I appreciated that for the claim I was most skeptical of: "There’s also the basic intuition that more people with new expertise working on a hard problem just seems better", my skepticism was anticipated and discussed.

For me one of the most important things is:

Patch the gaps that others won’t cover

  • E.g., if more academics start doing prosaic alignment work, then ‘big-if-true’ theoretical work may become more valuable, or high-quality work on digital sentience. 
  • There’s probably predictable ‘market failures’ in any discipline – work that isn’t sexy but still very useful (e.g., organizing events, fixing coordination problems, distilling the same argument into new language, etc.). 
  • Generally track whether top priority work is getting covered (e.g., information security, standards and monitoring) 

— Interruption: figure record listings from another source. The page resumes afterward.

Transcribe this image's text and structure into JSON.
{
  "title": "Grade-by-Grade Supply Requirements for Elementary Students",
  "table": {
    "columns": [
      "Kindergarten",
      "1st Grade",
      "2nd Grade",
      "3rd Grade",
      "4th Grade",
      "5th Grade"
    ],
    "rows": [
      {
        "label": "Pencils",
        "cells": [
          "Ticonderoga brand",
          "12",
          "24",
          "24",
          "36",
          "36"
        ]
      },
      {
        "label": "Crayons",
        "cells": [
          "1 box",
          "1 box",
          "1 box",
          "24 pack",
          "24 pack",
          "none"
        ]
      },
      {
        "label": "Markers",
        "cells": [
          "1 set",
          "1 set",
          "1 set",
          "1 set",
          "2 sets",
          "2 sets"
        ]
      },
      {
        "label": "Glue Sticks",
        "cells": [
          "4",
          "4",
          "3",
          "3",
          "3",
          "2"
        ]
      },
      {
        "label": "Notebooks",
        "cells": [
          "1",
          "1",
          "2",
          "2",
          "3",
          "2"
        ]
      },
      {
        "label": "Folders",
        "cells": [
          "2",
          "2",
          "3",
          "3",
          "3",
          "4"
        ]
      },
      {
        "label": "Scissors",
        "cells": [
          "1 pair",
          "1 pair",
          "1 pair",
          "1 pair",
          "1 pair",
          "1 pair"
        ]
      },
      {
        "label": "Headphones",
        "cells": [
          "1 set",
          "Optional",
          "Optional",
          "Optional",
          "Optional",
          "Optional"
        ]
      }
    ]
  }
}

This, plus avoiding and calling out safety washing, keeping an eye out for overall wrongheaded activities and motions (for instance, probably a lot of regulation is bad by default and some could actively make things worse), seem like the strongest arguments against making big naive shifts because the field is in a broad sense less neglected.

More generally, I think a lot of the details of what kinds of engagements we have with the broader world will matter (and I think in many cases "guide" will be a less accurate description of what's on the table than "be one of the players in the room", and some might be a lot more impactful than others, but I don't have super fleshed out views on which yet!